The Imperials eventually admitted defeat on the colony/self-governing issue, but they realized that MacKinnie and Brown (who have now become the most famous couple on the planet) must have been part of a Dougal plan to acquire knowledge for the spaceship from the First Empire library/temple during the Makassar trip, which embarrassed the Imperial Navy. The Navy officers insist that MacKinnie and Brown, at least, be visibly punished, while the political representatives want to give Makassar a chance to continue to develop. Using the pretext of the illegal introduction of new technology - wooden horse collars - on Makassar, the political representatives offer MacKinnie and Brown exile on Makassar as punishment (while reminding them that Dougal would not tolerate their fame for long if they remained on Prince Samual's World).

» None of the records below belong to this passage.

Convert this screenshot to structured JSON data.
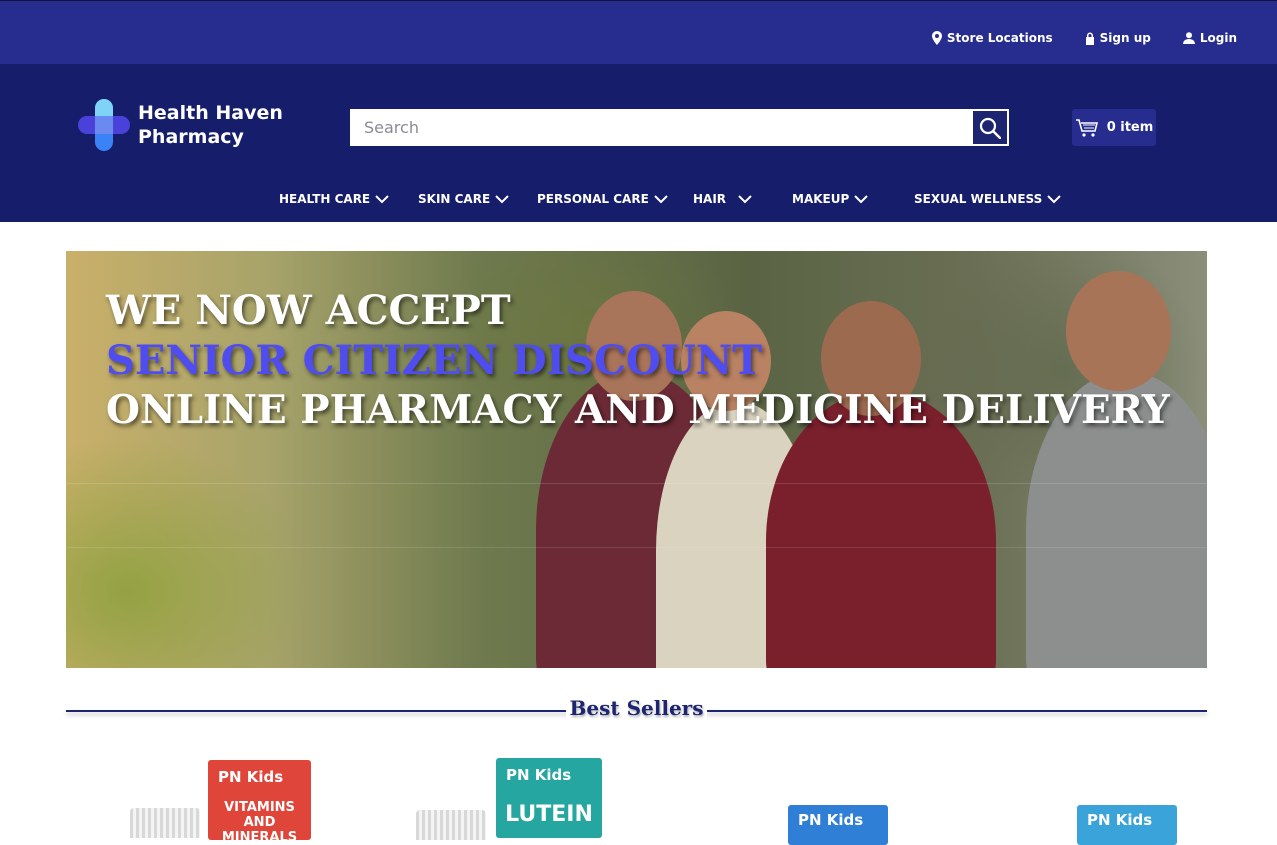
{
  "topbar": {
    "links": [
      {
        "label": "Store Locations",
        "icon": "map-pin-icon"
      },
      {
        "label": "Sign up",
        "icon": "lock-icon"
      },
      {
        "label": "Login",
        "icon": "user-icon"
      }
    ]
  },
  "brand": {
    "name_line1": "Health Haven",
    "name_line2": "Pharmacy",
    "logo_colors": {
      "light": "#7fd3f5",
      "mid": "#3b82f6",
      "dark": "#4f46e5"
    }
  },
  "search": {
    "placeholder": "Search",
    "button_icon": "search-icon"
  },
  "cart": {
    "label": "0 item",
    "icon": "cart-icon"
  },
  "nav": {
    "items": [
      {
        "label": "HEALTH CARE"
      },
      {
        "label": "SKIN CARE"
      },
      {
        "label": "PERSONAL CARE"
      },
      {
        "label": "HAIR"
      },
      {
        "label": "MAKEUP"
      },
      {
        "label": "SEXUAL WELLNESS"
      }
    ],
    "dropdown_icon": "chevron-down-icon"
  },
  "hero": {
    "line1": "WE NOW ACCEPT",
    "line2": "SENIOR CITIZEN DISCOUNT",
    "line3": "ONLINE PHARMACY AND MEDICINE DELIVERY",
    "colors": {
      "line1": "#ffffff",
      "line2": "#4f4cf0",
      "line3": "#ffffff"
    }
  },
  "best_sellers": {
    "title": "Best Sellers",
    "products": [
      {
        "brand": "PN Kids",
        "name": "VITAMINS AND MINERALS",
        "box_color": "#e0453a"
      },
      {
        "brand": "PN Kids",
        "name": "LUTEIN",
        "box_color": "#26a6a0"
      },
      {
        "brand": "PN Kids",
        "name": "",
        "box_color": "#2f7fd6"
      },
      {
        "brand": "PN Kids",
        "name": "",
        "box_color": "#3aa3d9"
      }
    ]
  },
  "colors": {
    "topbar": "#262d8f",
    "header": "#161d6b",
    "accent": "#1d2470"
  }
}
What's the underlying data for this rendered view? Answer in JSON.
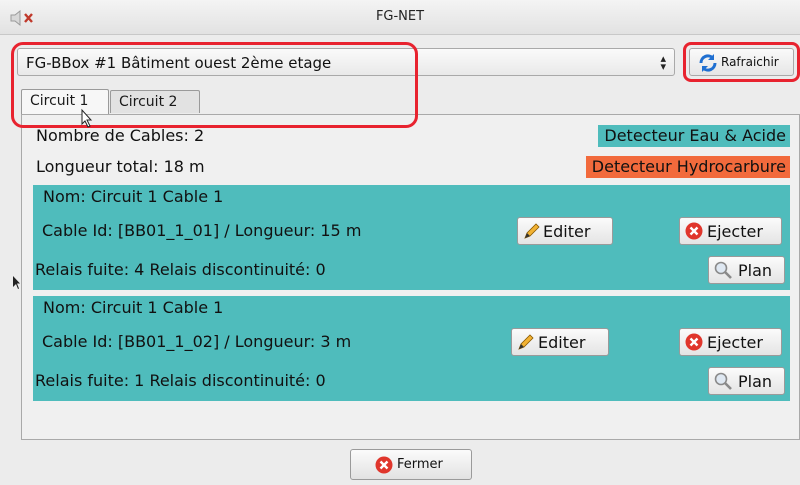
{
  "window": {
    "title": "FG-NET"
  },
  "selector": {
    "value": "FG-BBox #1 Bâtiment ouest 2ème etage"
  },
  "refresh_button": {
    "label": "Rafraichir"
  },
  "tabs": [
    {
      "label": "Circuit 1",
      "active": true
    },
    {
      "label": "Circuit 2",
      "active": false
    }
  ],
  "summary": {
    "cable_count": "Nombre de Cables: 2",
    "total_length": "Longueur total: 18 m"
  },
  "legend": {
    "water": {
      "label": "Detecteur Eau & Acide",
      "color": "#4fbcbc"
    },
    "hydrocarbon": {
      "label": "Detecteur Hydrocarbure",
      "color": "#f26a3c"
    }
  },
  "cables": [
    {
      "name": "Nom: Circuit 1 Cable 1",
      "id_length": "Cable Id: [BB01_1_01] / Longueur: 15 m",
      "relays": "Relais fuite: 4  Relais discontinuité: 0",
      "edit_label": "Editer",
      "eject_label": "Ejecter",
      "plan_label": "Plan"
    },
    {
      "name": "Nom: Circuit 1 Cable 1",
      "id_length": "Cable Id: [BB01_1_02] / Longueur: 3 m",
      "relays": "Relais fuite: 1  Relais discontinuité: 0",
      "edit_label": "Editer",
      "eject_label": "Ejecter",
      "plan_label": "Plan"
    }
  ],
  "footer": {
    "close_label": "Fermer"
  },
  "icons": {
    "speaker": "speaker-muted-icon",
    "refresh": "refresh-icon",
    "edit": "pencil-icon",
    "eject": "red-x-circle-icon",
    "plan": "magnifier-icon",
    "close": "red-x-circle-icon"
  },
  "colors": {
    "highlight": "#e8232f"
  }
}
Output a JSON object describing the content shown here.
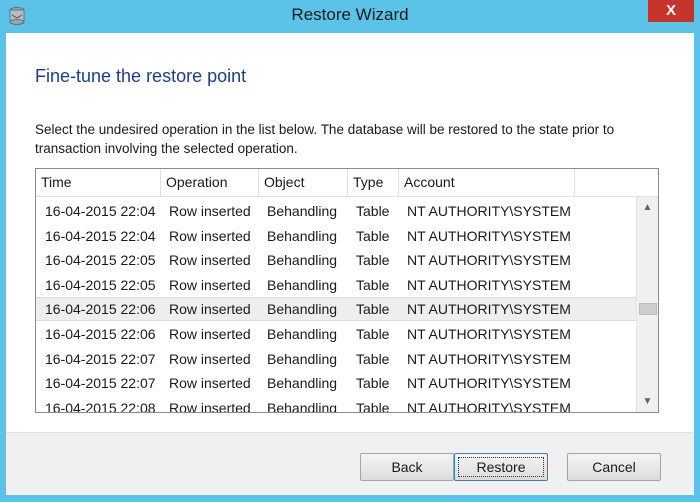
{
  "window": {
    "title": "Restore Wizard",
    "close_glyph": "X"
  },
  "page": {
    "heading": "Fine-tune the restore point",
    "instructions": "Select the undesired operation in the list below. The database will be restored to the state prior to transaction involving the selected operation."
  },
  "list": {
    "columns": [
      "Time",
      "Operation",
      "Object",
      "Type",
      "Account"
    ],
    "rows": [
      [
        "16-04-2015 22:04",
        "Row inserted",
        "Behandling",
        "Table",
        "NT AUTHORITY\\SYSTEM"
      ],
      [
        "16-04-2015 22:04",
        "Row inserted",
        "Behandling",
        "Table",
        "NT AUTHORITY\\SYSTEM"
      ],
      [
        "16-04-2015 22:05",
        "Row inserted",
        "Behandling",
        "Table",
        "NT AUTHORITY\\SYSTEM"
      ],
      [
        "16-04-2015 22:05",
        "Row inserted",
        "Behandling",
        "Table",
        "NT AUTHORITY\\SYSTEM"
      ],
      [
        "16-04-2015 22:06",
        "Row inserted",
        "Behandling",
        "Table",
        "NT AUTHORITY\\SYSTEM"
      ],
      [
        "16-04-2015 22:06",
        "Row inserted",
        "Behandling",
        "Table",
        "NT AUTHORITY\\SYSTEM"
      ],
      [
        "16-04-2015 22:07",
        "Row inserted",
        "Behandling",
        "Table",
        "NT AUTHORITY\\SYSTEM"
      ],
      [
        "16-04-2015 22:07",
        "Row inserted",
        "Behandling",
        "Table",
        "NT AUTHORITY\\SYSTEM"
      ],
      [
        "16-04-2015 22:08",
        "Row inserted",
        "Behandling",
        "Table",
        "NT AUTHORITY\\SYSTEM"
      ]
    ],
    "selected_row": 4
  },
  "buttons": {
    "back": "Back",
    "restore": "Restore",
    "cancel": "Cancel"
  },
  "colors": {
    "title_bar": "#5bc3e8",
    "heading": "#1b3e8c",
    "close_button": "#c7342b"
  },
  "icons": {
    "app": "database-restore-icon",
    "scroll_up": "chevron-up-icon",
    "scroll_down": "chevron-down-icon"
  }
}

They gladly accept — MacKinnie never had wanted to leave Stark and his army behind - and the Imperials move on.

References to technology

In the novel, Brown introduces rigid wooden horse collars to Makassar to improve the efficiency of her commissary with the limited number of horses she has. Although this seems like a trivial improvement, this will become a disruptive technology on Makassar, because Makassar society still uses slaves. Slaves are even used as draft animals, because Makassar cannot exploit the full ability of horses with its current technology: simple harnesses fastened around the neck. A horse eats as much as five men and so must perform better than five men to be worth using, but it cannot with a simple harness. However, with a wooden collar bearing weight on its shoulders, a horse can pull ten times as much as a man at high speed. The effect of this is either to render a large number of slaves useless, or to free them for other uses. Either way the economic structure of the society will change radically, and with it the political and power structure.